Ce système repose en fait sur une vision élitiste défendue par de nombreux enseignants et surtout de gauche qui instrumentalise cet examen pour faire la démonstration que le niveau baisse .
Mais cet examen a une utilité sociale.Sous prétexte de donner les mêmes chances une sélection sournoise et hypocrite se joue à l'échelle des établissements les mieux côtés où de nombreux enseignants placent leurs enfant Service public avant tout bien sur…
Enfin l'agrégation qui tient l'ensemble du système (poids de la dissertation,focalisation sur l'évaluations des savoirs uniquement…) elle est le reflet d'une culture républicaine élitiste qui évoque l'égalité (90 % des agrégés de philo viennent de Paris et de certaines prépa…) pour mieux cacher des pratiques inégalitaires.Le plus fort étant que l'agrégé le plus mal noté de France sera toujours mieux payé et ne travaillera que 15H à la différence du certifié ou du maître auxiliaire le mieux noté.La justification : il a eu le concours donc il a le statut à vie une situation de rente confortable.
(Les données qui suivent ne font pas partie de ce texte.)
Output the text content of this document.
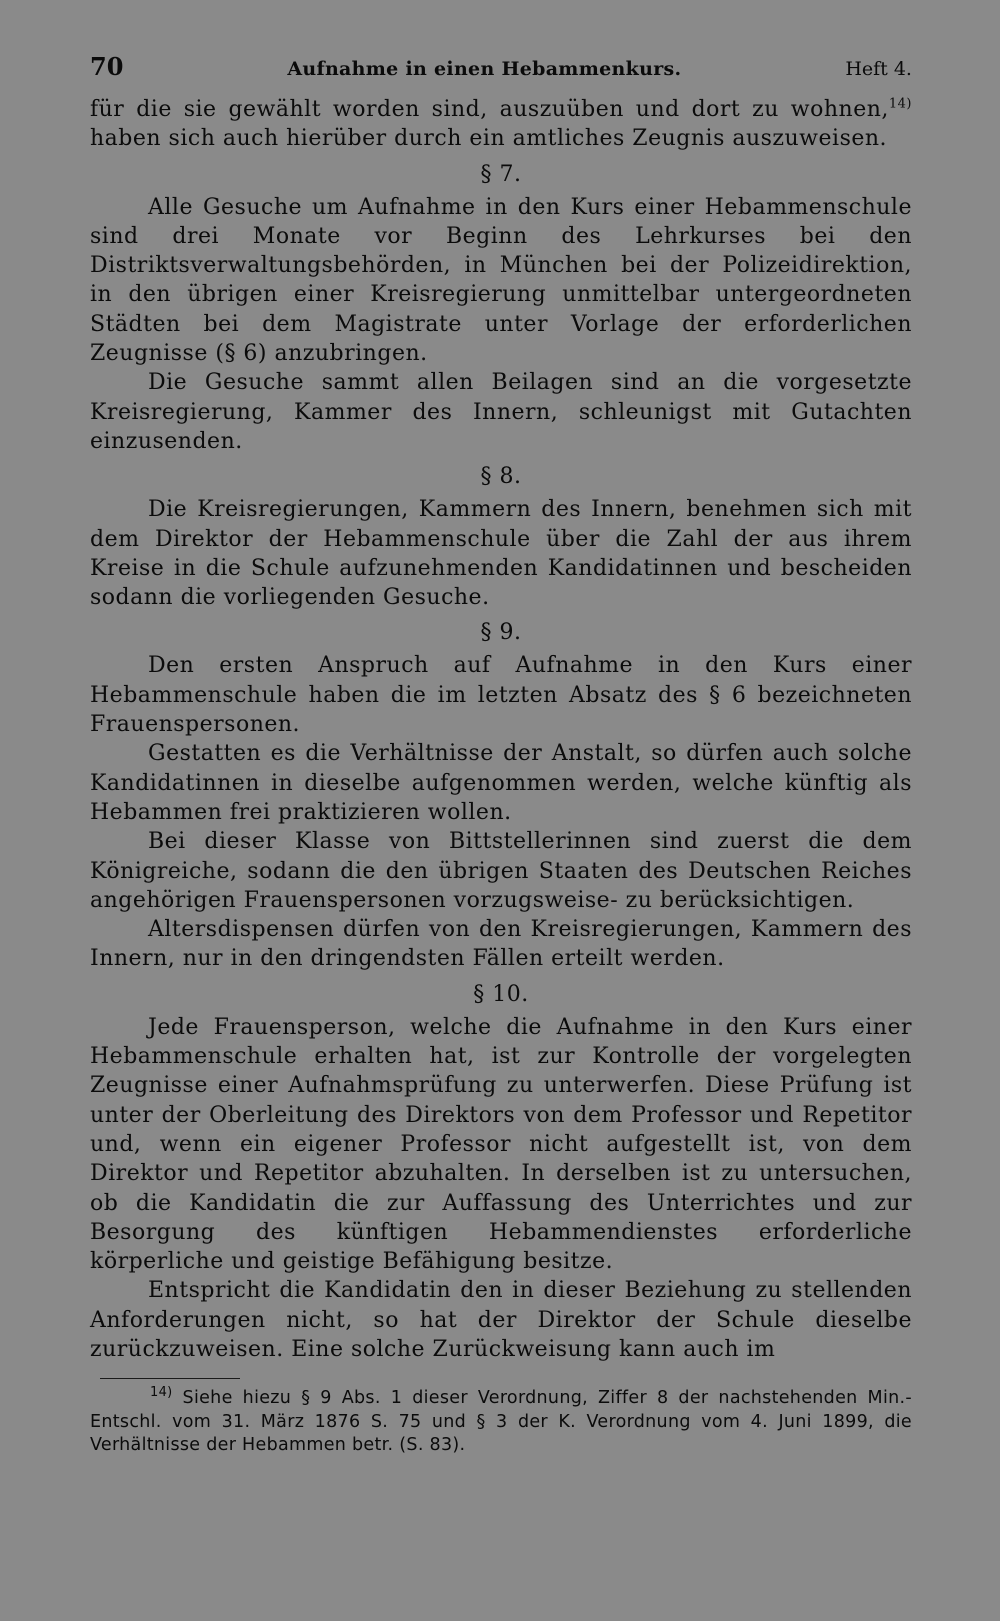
70	Aufnahme in einen Hebammenkurs.	Heft 4.

für die sie gewählt worden sind, auszuüben und dort zu wohnen,$^{14)}$ haben sich auch hierüber durch ein amtliches Zeugnis auszuweisen.

§ 7.

Alle Gesuche um Aufnahme in den Kurs einer Hebammenschule sind drei Monate vor Beginn des Lehrkurses bei den Distriktsverwaltungsbehörden, in München bei der Polizeidirektion, in den übrigen einer Kreisregierung unmittelbar untergeordneten Städten bei dem Magistrate unter Vorlage der erforderlichen Zeugnisse (§ 6) anzubringen.

Die Gesuche sammt allen Beilagen sind an die vorgesetzte Kreisregierung, Kammer des Innern, schleunigst mit Gutachten einzusenden.

§ 8.

Die Kreisregierungen, Kammern des Innern, benehmen sich mit dem Direktor der Hebammenschule über die Zahl der aus ihrem Kreise in die Schule aufzunehmenden Kandidatinnen und bescheiden sodann die vorliegenden Gesuche.

§ 9.

Den ersten Anspruch auf Aufnahme in den Kurs einer Hebammenschule haben die im letzten Absatz des § 6 bezeichneten Frauenspersonen.

Gestatten es die Verhältnisse der Anstalt, so dürfen auch solche Kandidatinnen in dieselbe aufgenommen werden, welche künftig als Hebammen frei praktizieren wollen.

Bei dieser Klasse von Bittstellerinnen sind zuerst die dem Königreiche, sodann die den übrigen Staaten des Deutschen Reiches angehörigen Frauenspersonen vorzugsweise- zu berücksichtigen.

Altersdispensen dürfen von den Kreisregierungen, Kammern des Innern, nur in den dringendsten Fällen erteilt werden.

§ 10.

Jede Frauensperson, welche die Aufnahme in den Kurs einer Hebammenschule erhalten hat, ist zur Kontrolle der vorgelegten Zeugnisse einer Aufnahmsprüfung zu unterwerfen. Diese Prüfung ist unter der Oberleitung des Direktors von dem Professor und Repetitor und, wenn ein eigener Professor nicht aufgestellt ist, von dem Direktor und Repetitor abzuhalten. In derselben ist zu untersuchen, ob die Kandidatin die zur Auffassung des Unterrichtes und zur Besorgung des künftigen Hebammendienstes erforderliche körperliche und geistige Befähigung besitze.

Entspricht die Kandidatin den in dieser Beziehung zu stellenden Anforderungen nicht, so hat der Direktor der Schule dieselbe zurückzuweisen. Eine solche Zurückweisung kann auch im

$^{14)}$ Siehe hiezu § 9 Abs. 1 dieser Verordnung, Ziffer 8 der nachstehenden Min.-Entschl. vom 31. März 1876 S. 75 und § 3 der K. Verordnung vom 4. Juni 1899, die Verhältnisse der Hebammen betr. (S. 83).
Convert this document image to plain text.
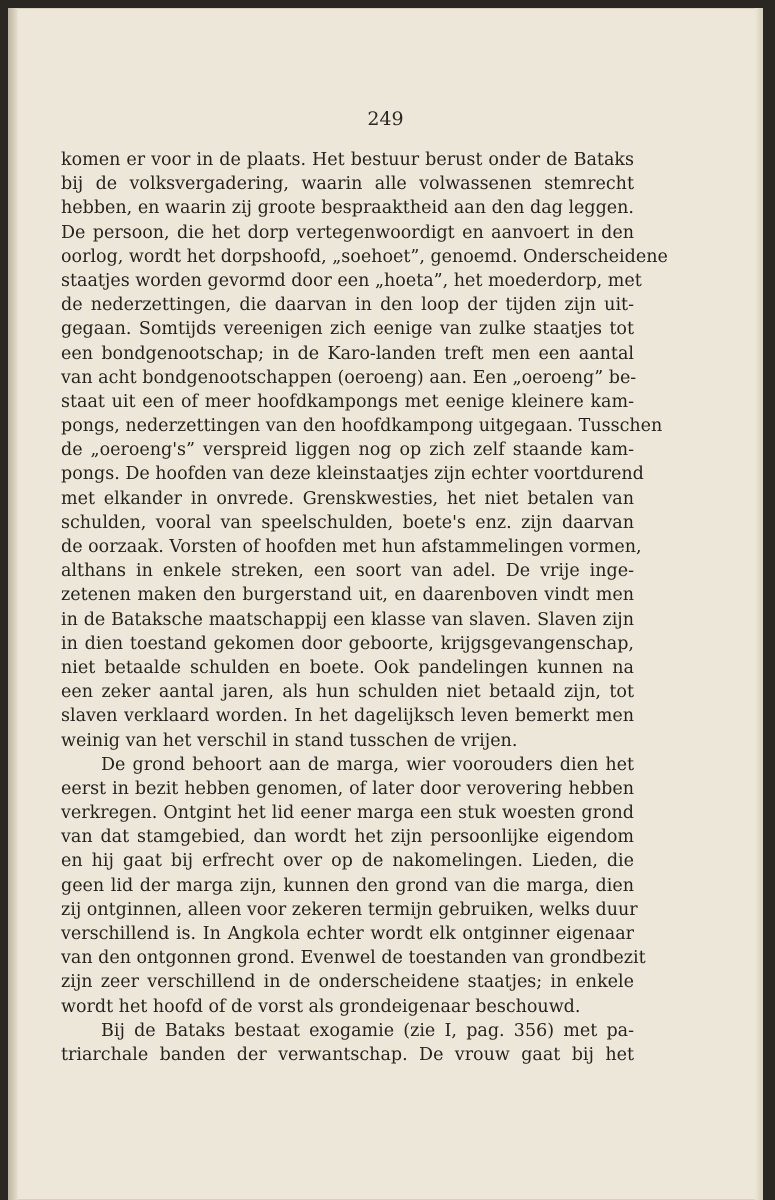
249
komen er voor in de plaats. Het bestuur berust onder de Bataks
bij de volksvergadering, waarin alle volwassenen stemrecht
hebben, en waarin zij groote bespraaktheid aan den dag leggen.
De persoon, die het dorp vertegenwoordigt en aanvoert in den
oorlog, wordt het dorpshoofd, „soehoet”, genoemd. Onderscheidene
staatjes worden gevormd door een „hoeta”, het moederdorp, met
de nederzettingen, die daarvan in den loop der tijden zijn uit-
gegaan. Somtijds vereenigen zich eenige van zulke staatjes tot
een bondgenootschap; in de Karo-landen treft men een aantal
van acht bondgenootschappen (oeroeng) aan. Een „oeroeng” be-
staat uit een of meer hoofdkampongs met eenige kleinere kam-
pongs, nederzettingen van den hoofdkampong uitgegaan. Tusschen
de „oeroeng's” verspreid liggen nog op zich zelf staande kam-
pongs. De hoofden van deze kleinstaatjes zijn echter voortdurend
met elkander in onvrede. Grenskwesties, het niet betalen van
schulden, vooral van speelschulden, boete's enz. zijn daarvan
de oorzaak. Vorsten of hoofden met hun afstammelingen vormen,
althans in enkele streken, een soort van adel. De vrije inge-
zetenen maken den burgerstand uit, en daarenboven vindt men
in de Bataksche maatschappij een klasse van slaven. Slaven zijn
in dien toestand gekomen door geboorte, krijgsgevangenschap,
niet betaalde schulden en boete. Ook pandelingen kunnen na
een zeker aantal jaren, als hun schulden niet betaald zijn, tot
slaven verklaard worden. In het dagelijksch leven bemerkt men
weinig van het verschil in stand tusschen de vrijen.
De grond behoort aan de marga, wier voorouders dien het
eerst in bezit hebben genomen, of later door verovering hebben
verkregen. Ontgint het lid eener marga een stuk woesten grond
van dat stamgebied, dan wordt het zijn persoonlijke eigendom
en hij gaat bij erfrecht over op de nakomelingen. Lieden, die
geen lid der marga zijn, kunnen den grond van die marga, dien
zij ontginnen, alleen voor zekeren termijn gebruiken, welks duur
verschillend is. In Angkola echter wordt elk ontginner eigenaar
van den ontgonnen grond. Evenwel de toestanden van grondbezit
zijn zeer verschillend in de onderscheidene staatjes; in enkele
wordt het hoofd of de vorst als grondeigenaar beschouwd.
Bij de Bataks bestaat exogamie (zie I, pag. 356) met pa-
triarchale banden der verwantschap. De vrouw gaat bij het
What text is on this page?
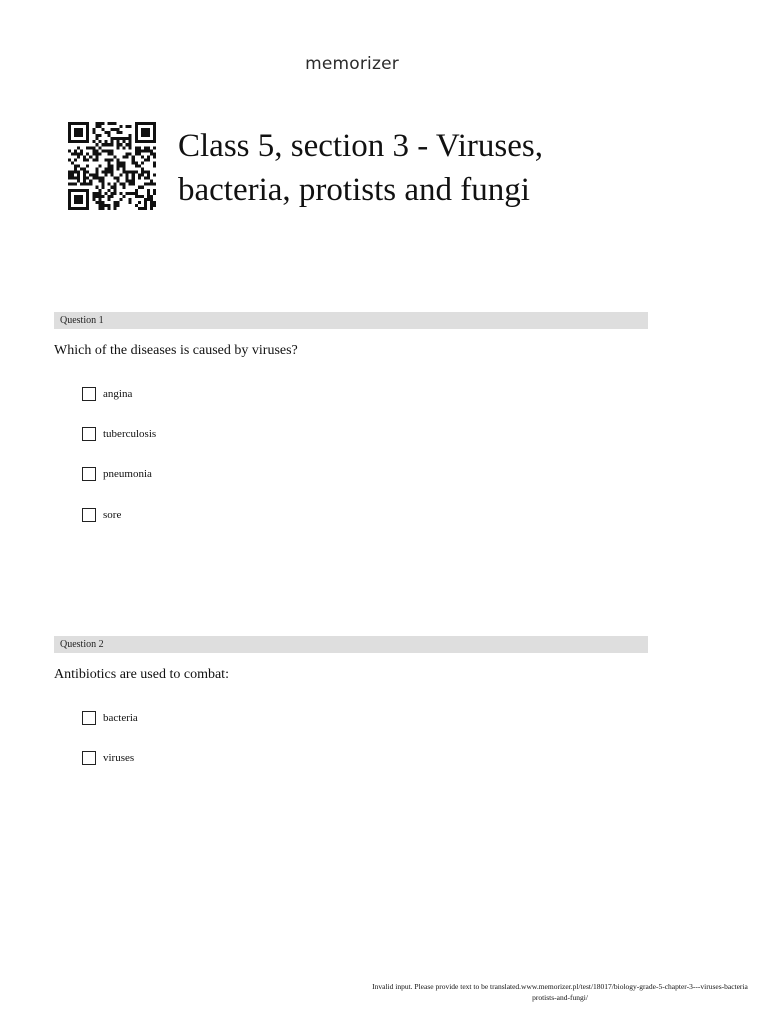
memorizer
Class 5, section 3 - Viruses,
bacteria, protists and fungi
Question 1
Which of the diseases is caused by viruses?
angina
tuberculosis
pneumonia
sore
Question 2
Antibiotics are used to combat:
bacteria
viruses
Invalid input. Please provide text to be translated.www.memorizer.pl/test/18017/biology-grade-5-chapter-3---viruses-bacteria
protists-and-fungi/
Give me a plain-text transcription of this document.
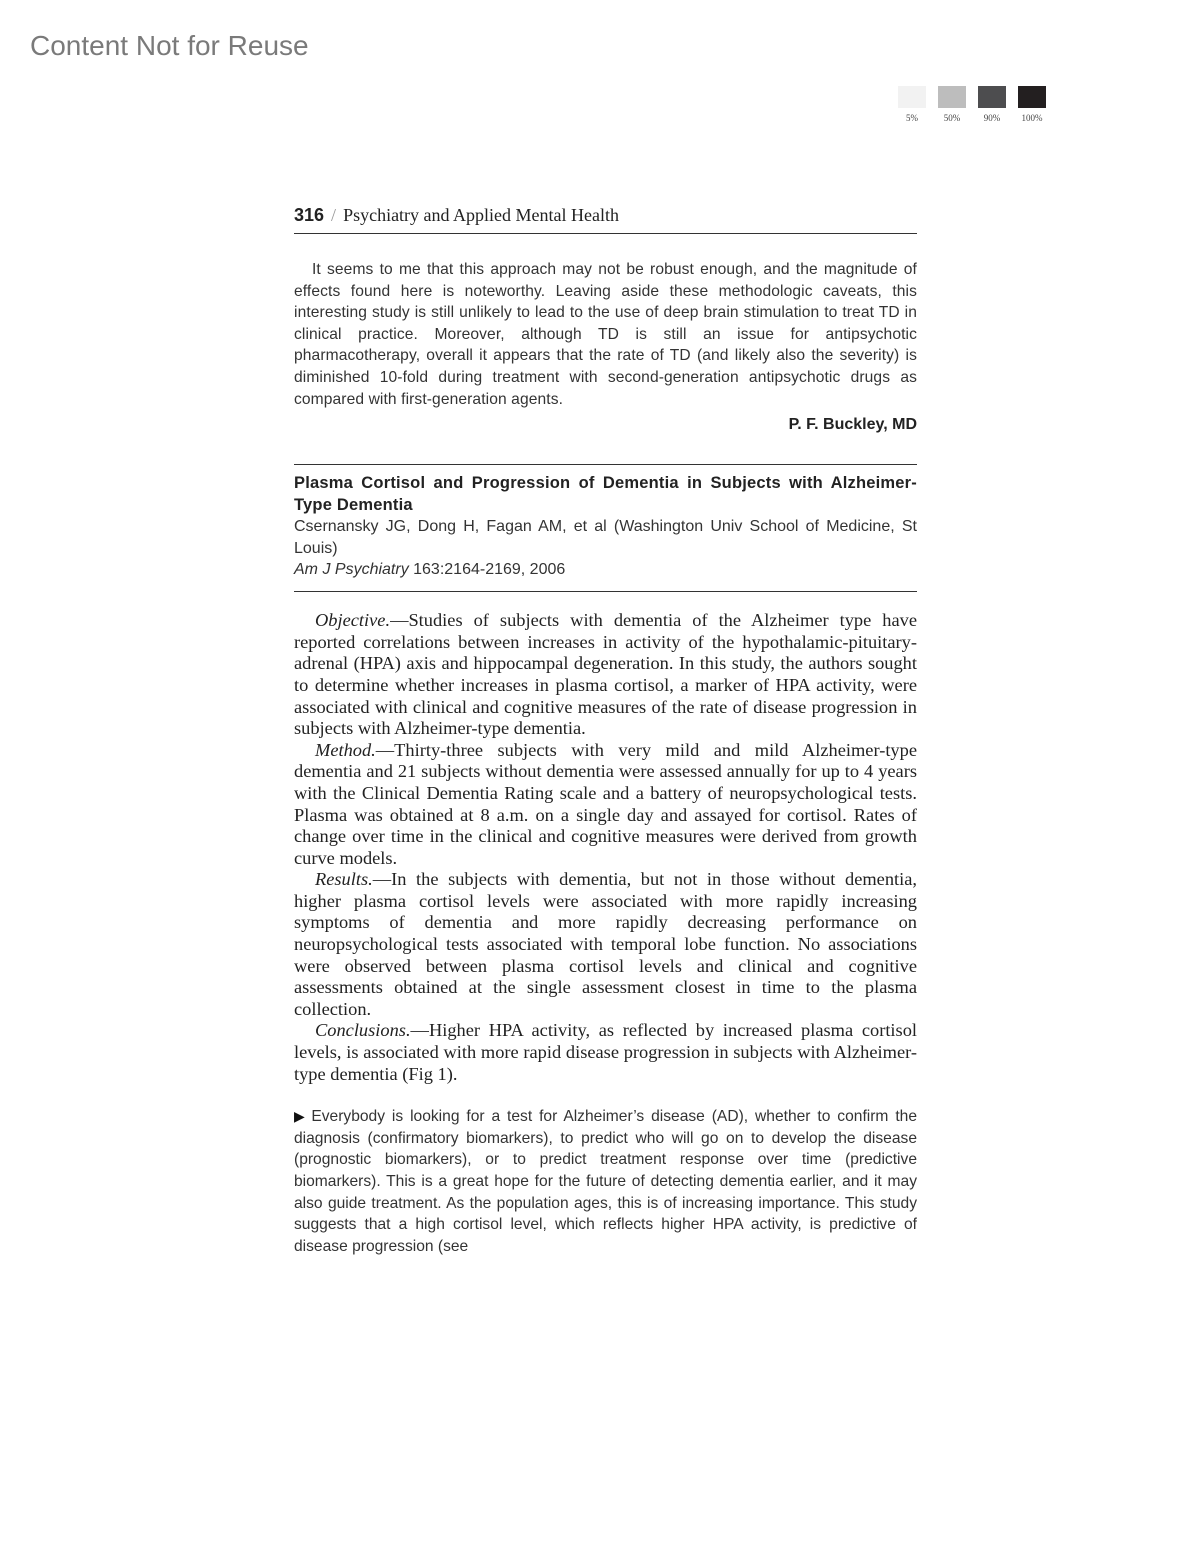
Content Not for Reuse
5%	50%	90% 100%
316 / Psychiatry and Applied Mental Health
It seems to me that this approach may not be robust enough, and the magnitude of effects found here is noteworthy. Leaving aside these methodologic caveats, this interesting study is still unlikely to lead to the use of deep brain stimulation to treat TD in clinical practice. Moreover, although TD is still an issue for antipsychotic pharmacotherapy, overall it appears that the rate of TD (and likely also the severity) is diminished 10-fold during treatment with second-generation antipsychotic drugs as compared with first-generation agents.
P. F. Buckley, MD
Plasma Cortisol and Progression of Dementia in Subjects with Alzheimer-Type Dementia
Csernansky JG, Dong H, Fagan AM, et al (Washington Univ School of Medicine, St Louis)
Am J Psychiatry 163:2164-2169, 2006

Objective.—Studies of subjects with dementia of the Alzheimer type have reported correlations between increases in activity of the hypothalamic-pituitary-adrenal (HPA) axis and hippocampal degeneration. In this study, the authors sought to determine whether increases in plasma cortisol, a marker of HPA activity, were associated with clinical and cognitive measures of the rate of disease progression in subjects with Alzheimer-type dementia.

Method.—Thirty-three subjects with very mild and mild Alzheimer-type dementia and 21 subjects without dementia were assessed annually for up to 4 years with the Clinical Dementia Rating scale and a battery of neuropsychological tests. Plasma was obtained at 8 a.m. on a single day and assayed for cortisol. Rates of change over time in the clinical and cognitive measures were derived from growth curve models.

Results.—In the subjects with dementia, but not in those without dementia, higher plasma cortisol levels were associated with more rapidly increasing symptoms of dementia and more rapidly decreasing performance on neuropsychological tests associated with temporal lobe function. No associations were observed between plasma cortisol levels and clinical and cognitive assessments obtained at the single assessment closest in time to the plasma collection.

Conclusions.—Higher HPA activity, as reflected by increased plasma cortisol levels, is associated with more rapid disease progression in subjects with Alzheimer-type dementia (Fig 1).

▶ Everybody is looking for a test for Alzheimer’s disease (AD), whether to confirm the diagnosis (confirmatory biomarkers), to predict who will go on to develop the disease (prognostic biomarkers), or to predict treatment response over time (predictive biomarkers). This is a great hope for the future of detecting dementia earlier, and it may also guide treatment. As the population ages, this is of increasing importance. This study suggests that a high cortisol level, which reflects higher HPA activity, is predictive of disease progression (see
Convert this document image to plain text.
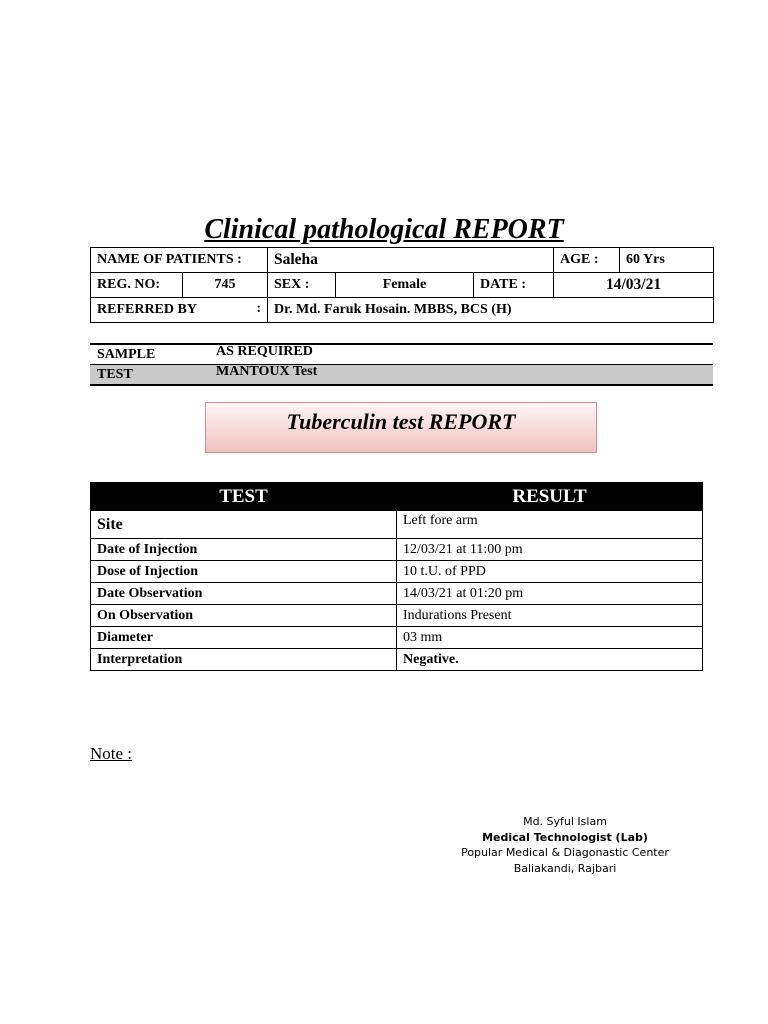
Clinical pathological REPORT
NAME OF PATIENTS :		Saleha			AGE :	60 Yrs
REG. NO:	745	SEX :	Female	DATE :	14/03/21	
REFERRED BY :		Dr. Md. Faruk Hosain. MBBS, BCS (H)				
SAMPLE	AS REQUIRED
TEST	MANTOUX Test
Tuberculin test REPORT
TEST	RESULT
Site	Left fore arm
Date of Injection	12/03/21 at 11:00 pm
Dose of Injection	10 t.U. of PPD
Date Observation	14/03/21 at 01:20 pm
On Observation	Indurations Present
Diameter	03 mm
Interpretation	Negative.
Note :
Md. Syful Islam
Medical Technologist (Lab)
Popular Medical & Diagonastic Center
Baliakandi, Rajbari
Cette disposition est défendue par TOUS les syndicats enseignants au nom de la défense du service public mais il est où véritablement le service public ? ? ? Je ne suis pas qu'enseignant je suis aussi contribuable et citoyen et je trouve choquant ce système qui exclu les plus faibles.Je suis favorable à un examen de fin d'étude qui évalue un socle de compétences permettant au plus grand nombre de réussir dans le respect de la diversité des intelligences et non ce grand formatage à la française que constitue le bac.